Правда, грядущая Октябрьская революция (никакое иное событие не обсуждали дольше в течение века, ей предшество­вавшего, — даже Великую Французскую революцию; ни о чем ином не размышляли усерднее) пошла отнюдь не тем путем, который предрекало большинство писателей и говорунов. Однако, вопреки распространенной склонности многих мыслителей — подобных, например, Толстому и Карлу Марксу — считать интеллигентские беседы и споры почти ничего не значащими, общие идеи оказывают огромное влияние. Похоже, это уразумели нацисты, сразу же и стара­тельно принимавшиеся уничтожать умственный цвет захва­ченных ими стран — ибо гитлеровцы числили интеллиген­тов среди самых опасных личностей, способных преградить им дорогу: здесь, можно сказать, историю истолковали верно. Как ни рассматривай воздействие мысли на людскую жизнь, бесполезно было бы отрицать, что идеи — в частности, фило­софские, — распространявшиеся в начале девятнадцатого столетия, весьма и весьма изрядно определили ход последу­ющих событий. Без мировоззрения, одним из источников и проявлений коего служит, к примеру, господствовавшее в те дни гегельянство, многого из приключившегося позднее могло бы не произойти — или, по крайности, многое про­изошло бы иначе. Следовательно, рассуждая исторически, главное значение вышеупомянутых писателей и мыслите­лей состоит именно в том, что они положили начало идеям, впоследствии вызвавшим коренные и сильнейшие потрясе­ния не только в самой России, но и далеко за ее пределами.

Но заслужили вышеупомянутые люди и гораздо лучшую известность. Очень трудно вообразить себе русскую лите­ратуру середины девятнадцатого века (в частности, великий русский роман) возникшей в какой-либо иной атмосфере, нежели особая, ими созданная и прославленная.
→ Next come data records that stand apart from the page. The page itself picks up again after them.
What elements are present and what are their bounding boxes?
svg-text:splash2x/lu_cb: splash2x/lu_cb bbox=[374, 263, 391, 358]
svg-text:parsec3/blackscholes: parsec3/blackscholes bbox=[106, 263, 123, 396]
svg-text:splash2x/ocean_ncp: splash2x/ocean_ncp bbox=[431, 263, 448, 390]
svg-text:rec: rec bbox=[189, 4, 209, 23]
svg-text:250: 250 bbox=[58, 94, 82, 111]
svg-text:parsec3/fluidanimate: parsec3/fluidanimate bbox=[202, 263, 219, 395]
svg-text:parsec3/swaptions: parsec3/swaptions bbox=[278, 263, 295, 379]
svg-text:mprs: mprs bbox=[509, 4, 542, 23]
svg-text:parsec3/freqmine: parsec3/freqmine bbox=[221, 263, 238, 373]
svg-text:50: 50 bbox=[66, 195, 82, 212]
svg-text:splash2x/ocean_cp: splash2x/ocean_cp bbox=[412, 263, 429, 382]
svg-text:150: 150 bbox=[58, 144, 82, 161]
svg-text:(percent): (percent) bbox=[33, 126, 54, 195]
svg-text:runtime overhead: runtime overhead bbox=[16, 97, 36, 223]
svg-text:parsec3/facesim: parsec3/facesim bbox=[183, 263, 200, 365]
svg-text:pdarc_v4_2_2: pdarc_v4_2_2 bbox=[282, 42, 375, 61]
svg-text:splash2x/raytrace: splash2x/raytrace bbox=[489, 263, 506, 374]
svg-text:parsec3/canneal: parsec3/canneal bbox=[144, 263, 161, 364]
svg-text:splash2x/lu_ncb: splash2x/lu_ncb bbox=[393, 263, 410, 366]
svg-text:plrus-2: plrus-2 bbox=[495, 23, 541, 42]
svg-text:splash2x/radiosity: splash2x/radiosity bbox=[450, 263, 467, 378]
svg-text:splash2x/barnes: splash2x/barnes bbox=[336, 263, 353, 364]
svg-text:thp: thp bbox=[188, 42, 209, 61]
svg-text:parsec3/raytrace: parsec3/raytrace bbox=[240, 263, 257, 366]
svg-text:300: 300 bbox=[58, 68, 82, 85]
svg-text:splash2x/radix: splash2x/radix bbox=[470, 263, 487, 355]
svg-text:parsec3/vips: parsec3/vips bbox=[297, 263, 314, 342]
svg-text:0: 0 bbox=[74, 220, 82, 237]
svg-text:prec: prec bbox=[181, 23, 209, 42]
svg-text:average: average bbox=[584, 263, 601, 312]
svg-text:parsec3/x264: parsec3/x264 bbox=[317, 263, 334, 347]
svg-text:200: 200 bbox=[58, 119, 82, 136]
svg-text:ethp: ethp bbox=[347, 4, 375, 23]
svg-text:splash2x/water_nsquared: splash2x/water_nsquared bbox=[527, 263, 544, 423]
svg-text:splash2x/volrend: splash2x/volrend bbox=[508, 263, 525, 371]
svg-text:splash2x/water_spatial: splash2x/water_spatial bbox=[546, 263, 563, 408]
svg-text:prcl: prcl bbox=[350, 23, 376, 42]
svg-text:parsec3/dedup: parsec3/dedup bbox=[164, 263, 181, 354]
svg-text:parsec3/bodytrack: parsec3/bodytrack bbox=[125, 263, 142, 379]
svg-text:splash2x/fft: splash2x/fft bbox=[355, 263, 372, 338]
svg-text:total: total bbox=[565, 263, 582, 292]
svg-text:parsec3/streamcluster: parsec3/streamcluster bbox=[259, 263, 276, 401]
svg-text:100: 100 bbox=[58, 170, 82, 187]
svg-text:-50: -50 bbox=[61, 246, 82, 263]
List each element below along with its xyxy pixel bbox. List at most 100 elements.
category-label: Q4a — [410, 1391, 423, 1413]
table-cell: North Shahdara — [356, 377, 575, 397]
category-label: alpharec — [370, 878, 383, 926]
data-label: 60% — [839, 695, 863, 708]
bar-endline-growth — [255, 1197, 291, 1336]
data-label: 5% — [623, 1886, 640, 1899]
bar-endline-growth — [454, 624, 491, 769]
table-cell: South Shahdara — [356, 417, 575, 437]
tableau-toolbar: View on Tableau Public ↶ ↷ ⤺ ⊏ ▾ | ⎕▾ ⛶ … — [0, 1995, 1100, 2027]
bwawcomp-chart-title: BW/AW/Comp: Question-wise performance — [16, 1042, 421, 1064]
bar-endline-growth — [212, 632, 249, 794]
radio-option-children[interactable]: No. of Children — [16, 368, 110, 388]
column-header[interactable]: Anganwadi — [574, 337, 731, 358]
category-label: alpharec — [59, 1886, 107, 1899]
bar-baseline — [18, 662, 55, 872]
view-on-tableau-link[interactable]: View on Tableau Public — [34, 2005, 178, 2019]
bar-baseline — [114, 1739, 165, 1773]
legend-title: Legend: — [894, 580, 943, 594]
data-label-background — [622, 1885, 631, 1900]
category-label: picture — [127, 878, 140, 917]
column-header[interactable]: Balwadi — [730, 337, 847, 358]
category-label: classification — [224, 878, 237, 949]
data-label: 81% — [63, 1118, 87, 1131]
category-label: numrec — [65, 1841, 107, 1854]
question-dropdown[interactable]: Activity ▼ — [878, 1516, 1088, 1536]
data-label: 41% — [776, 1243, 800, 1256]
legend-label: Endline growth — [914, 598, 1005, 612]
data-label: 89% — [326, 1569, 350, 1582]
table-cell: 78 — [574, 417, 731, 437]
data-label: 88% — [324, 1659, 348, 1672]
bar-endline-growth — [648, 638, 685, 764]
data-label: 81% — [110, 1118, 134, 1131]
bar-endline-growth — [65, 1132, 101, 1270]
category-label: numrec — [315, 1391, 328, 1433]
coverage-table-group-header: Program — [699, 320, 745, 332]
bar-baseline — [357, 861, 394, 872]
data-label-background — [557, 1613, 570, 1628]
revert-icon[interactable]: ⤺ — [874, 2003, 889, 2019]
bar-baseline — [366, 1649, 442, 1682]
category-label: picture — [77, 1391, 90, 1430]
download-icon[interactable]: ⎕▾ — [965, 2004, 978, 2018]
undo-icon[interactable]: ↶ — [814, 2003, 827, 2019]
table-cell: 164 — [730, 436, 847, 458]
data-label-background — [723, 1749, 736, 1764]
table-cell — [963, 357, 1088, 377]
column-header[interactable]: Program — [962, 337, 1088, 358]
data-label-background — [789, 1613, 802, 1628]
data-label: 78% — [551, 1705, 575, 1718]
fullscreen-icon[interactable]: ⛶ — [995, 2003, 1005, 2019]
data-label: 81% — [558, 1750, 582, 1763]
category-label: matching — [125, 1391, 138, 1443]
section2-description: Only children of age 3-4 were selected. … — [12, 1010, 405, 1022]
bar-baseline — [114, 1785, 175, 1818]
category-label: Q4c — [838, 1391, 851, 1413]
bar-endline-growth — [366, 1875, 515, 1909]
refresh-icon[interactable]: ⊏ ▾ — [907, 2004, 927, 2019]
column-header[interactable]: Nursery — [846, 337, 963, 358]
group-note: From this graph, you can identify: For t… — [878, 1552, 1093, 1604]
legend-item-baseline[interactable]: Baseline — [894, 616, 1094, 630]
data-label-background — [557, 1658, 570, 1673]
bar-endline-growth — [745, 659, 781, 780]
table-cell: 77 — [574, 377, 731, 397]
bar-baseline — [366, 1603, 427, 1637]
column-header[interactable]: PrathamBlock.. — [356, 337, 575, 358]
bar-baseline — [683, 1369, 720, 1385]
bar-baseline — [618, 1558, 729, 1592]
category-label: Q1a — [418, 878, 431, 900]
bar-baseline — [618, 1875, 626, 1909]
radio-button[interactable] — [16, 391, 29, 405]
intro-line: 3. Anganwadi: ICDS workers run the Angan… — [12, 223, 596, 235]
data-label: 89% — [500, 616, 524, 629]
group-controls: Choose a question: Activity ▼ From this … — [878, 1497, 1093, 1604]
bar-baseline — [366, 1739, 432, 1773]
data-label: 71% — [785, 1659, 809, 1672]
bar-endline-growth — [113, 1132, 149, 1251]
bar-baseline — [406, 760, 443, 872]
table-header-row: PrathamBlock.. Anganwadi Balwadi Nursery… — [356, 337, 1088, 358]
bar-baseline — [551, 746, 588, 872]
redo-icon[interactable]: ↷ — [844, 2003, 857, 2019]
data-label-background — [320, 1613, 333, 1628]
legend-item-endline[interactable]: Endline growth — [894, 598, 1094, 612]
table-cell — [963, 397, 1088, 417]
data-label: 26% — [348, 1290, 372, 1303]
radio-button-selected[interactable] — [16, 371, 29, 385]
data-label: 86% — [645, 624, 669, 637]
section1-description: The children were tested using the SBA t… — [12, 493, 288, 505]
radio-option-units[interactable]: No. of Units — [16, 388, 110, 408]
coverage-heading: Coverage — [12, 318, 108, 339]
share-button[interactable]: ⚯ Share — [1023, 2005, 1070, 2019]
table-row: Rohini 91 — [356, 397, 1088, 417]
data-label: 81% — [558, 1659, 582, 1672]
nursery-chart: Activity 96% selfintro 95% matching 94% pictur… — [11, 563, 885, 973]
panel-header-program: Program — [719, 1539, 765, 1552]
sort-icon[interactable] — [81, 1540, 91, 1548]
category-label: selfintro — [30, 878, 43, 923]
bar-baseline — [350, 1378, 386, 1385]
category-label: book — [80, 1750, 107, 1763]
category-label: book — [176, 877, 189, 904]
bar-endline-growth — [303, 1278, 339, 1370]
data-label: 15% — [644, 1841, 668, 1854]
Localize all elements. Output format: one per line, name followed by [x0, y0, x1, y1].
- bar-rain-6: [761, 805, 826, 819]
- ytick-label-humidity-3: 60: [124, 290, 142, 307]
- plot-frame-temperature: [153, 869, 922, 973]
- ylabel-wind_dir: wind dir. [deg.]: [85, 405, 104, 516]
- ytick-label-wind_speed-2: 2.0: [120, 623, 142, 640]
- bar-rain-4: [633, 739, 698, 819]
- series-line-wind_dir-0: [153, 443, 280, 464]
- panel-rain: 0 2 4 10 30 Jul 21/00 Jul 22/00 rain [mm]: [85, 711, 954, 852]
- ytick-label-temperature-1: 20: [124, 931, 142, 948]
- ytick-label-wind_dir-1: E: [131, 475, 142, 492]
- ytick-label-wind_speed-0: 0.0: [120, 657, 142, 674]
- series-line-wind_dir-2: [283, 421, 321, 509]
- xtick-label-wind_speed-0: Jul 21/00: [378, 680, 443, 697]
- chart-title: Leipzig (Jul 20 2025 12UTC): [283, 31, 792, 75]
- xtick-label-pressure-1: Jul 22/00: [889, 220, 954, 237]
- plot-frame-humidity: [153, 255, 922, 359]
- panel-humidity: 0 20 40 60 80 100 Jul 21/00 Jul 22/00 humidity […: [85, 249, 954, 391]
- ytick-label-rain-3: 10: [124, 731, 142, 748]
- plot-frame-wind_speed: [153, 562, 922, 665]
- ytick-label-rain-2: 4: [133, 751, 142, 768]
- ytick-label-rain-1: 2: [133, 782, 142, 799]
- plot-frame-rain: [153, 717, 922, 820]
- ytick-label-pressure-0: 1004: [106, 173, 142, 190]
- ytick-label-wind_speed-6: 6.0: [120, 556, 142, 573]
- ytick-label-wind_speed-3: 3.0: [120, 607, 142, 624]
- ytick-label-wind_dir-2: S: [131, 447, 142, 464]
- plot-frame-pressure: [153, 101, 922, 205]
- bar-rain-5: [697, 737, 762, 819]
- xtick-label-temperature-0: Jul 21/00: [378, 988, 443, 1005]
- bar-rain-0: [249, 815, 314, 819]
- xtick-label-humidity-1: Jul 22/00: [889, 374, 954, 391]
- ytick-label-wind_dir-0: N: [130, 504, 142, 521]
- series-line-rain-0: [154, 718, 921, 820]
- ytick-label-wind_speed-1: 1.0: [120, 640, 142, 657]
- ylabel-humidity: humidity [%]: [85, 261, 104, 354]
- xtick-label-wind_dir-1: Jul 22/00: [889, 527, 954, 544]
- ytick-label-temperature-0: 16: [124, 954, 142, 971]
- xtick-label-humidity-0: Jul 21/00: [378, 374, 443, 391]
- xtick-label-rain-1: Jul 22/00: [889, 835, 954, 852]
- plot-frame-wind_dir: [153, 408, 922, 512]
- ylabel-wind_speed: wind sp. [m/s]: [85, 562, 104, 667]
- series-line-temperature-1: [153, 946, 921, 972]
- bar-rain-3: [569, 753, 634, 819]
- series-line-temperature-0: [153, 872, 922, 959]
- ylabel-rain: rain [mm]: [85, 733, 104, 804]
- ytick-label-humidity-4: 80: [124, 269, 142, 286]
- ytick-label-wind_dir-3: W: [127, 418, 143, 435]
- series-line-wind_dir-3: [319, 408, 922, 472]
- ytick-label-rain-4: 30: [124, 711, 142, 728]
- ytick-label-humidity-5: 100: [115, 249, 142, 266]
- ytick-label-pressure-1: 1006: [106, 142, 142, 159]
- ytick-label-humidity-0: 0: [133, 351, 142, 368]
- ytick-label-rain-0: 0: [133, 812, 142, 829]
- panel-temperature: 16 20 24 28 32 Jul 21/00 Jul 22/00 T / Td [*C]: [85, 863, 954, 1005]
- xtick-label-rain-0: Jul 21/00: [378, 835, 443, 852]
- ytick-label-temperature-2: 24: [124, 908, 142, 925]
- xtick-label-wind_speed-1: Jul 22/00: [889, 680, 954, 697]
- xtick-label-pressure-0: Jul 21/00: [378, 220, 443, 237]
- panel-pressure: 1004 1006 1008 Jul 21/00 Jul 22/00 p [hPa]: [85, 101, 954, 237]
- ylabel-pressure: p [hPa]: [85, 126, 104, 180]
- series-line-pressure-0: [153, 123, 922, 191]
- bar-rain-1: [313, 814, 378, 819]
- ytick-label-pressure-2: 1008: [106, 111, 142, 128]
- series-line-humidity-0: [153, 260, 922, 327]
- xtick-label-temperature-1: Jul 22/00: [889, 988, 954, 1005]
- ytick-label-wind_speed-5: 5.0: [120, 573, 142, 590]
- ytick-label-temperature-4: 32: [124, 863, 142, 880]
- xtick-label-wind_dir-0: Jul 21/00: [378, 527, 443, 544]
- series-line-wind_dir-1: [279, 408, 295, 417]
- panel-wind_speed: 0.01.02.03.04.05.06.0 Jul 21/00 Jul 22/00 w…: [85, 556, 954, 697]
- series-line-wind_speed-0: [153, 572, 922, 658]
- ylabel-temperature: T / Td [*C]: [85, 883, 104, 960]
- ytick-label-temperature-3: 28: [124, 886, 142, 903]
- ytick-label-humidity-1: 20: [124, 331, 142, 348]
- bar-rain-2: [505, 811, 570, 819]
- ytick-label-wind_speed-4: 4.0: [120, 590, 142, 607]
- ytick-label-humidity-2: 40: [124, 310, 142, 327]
Произве­дения Тургенева, Толстого, Гончарова, Достоевского и дру­гих, менее крупных прозаиков, пронизаны духом эпохи — той либо иной общественной среды с присущим ей идей­ным содержанием — даже больше, чем «социальные» романы Запада. К этой теме я намерен вернуться позже.

Наконец, они изобрели социальную критику. Мое утверждение может показаться слишком дерзким и даже абсурдным, однако под социальной критикой я не разумею обращения к мерилам, предполагающим взгляд на литера­туру, как на нечто, обладающее — или обязанное обладать — сугубо назидательными свойствами; не говорю и о критике, созданной литераторами-романтиками — особенно герман­цами, — которая считает героев либо злодеев своего рода «химически чистыми» человеческими типами, — и лишь в этом качестве изучает их; не завожу речи и о том кри­тическом подходе (французы, например, используют его с мастерством особым и непревзойденным), что старается воспроизвести процесс художественного творчества, изучая и анализируя главным образом общественную, духовную и умственную среду, окружавшую автора, его родословную или денежные дела его, — а не чисто художественные приемы, одному этому писателю свойственные, и не душевный склад его, своеобразный и неповторимый; впрочем, до известной степени русские интеллигенты грешили тем же.

В этом смысле социальная критика, разумеется, быто­вала и прежде — и западные литературные обозреватели занимались ею куда профессиональнее, дотошнее и глубже. Но я имею в виду иную социальную критику — метод, по сути дела заново изобретенный великим русским обоз­ревателем Белинским: ту критику, при коей границу меж искусством и жизнью преднамеренно оставляют неясной; ту критику, что свободно расточает хвалу и хулу, выражает любовь и ненависть, восхищение и презрение, вызываемые и художественной формой произведения, и его героями; и личными особенностями автора, и содержанием напи­санного им романа; а мерила, используемые при подобном подходе к словесности — случайно ли, намеренно ли, — совпадают с теми, что применяются в ежедневном обиходе к окружающим человеческим существам: о литературных героях судят, словно о живых людях из плоти и крови.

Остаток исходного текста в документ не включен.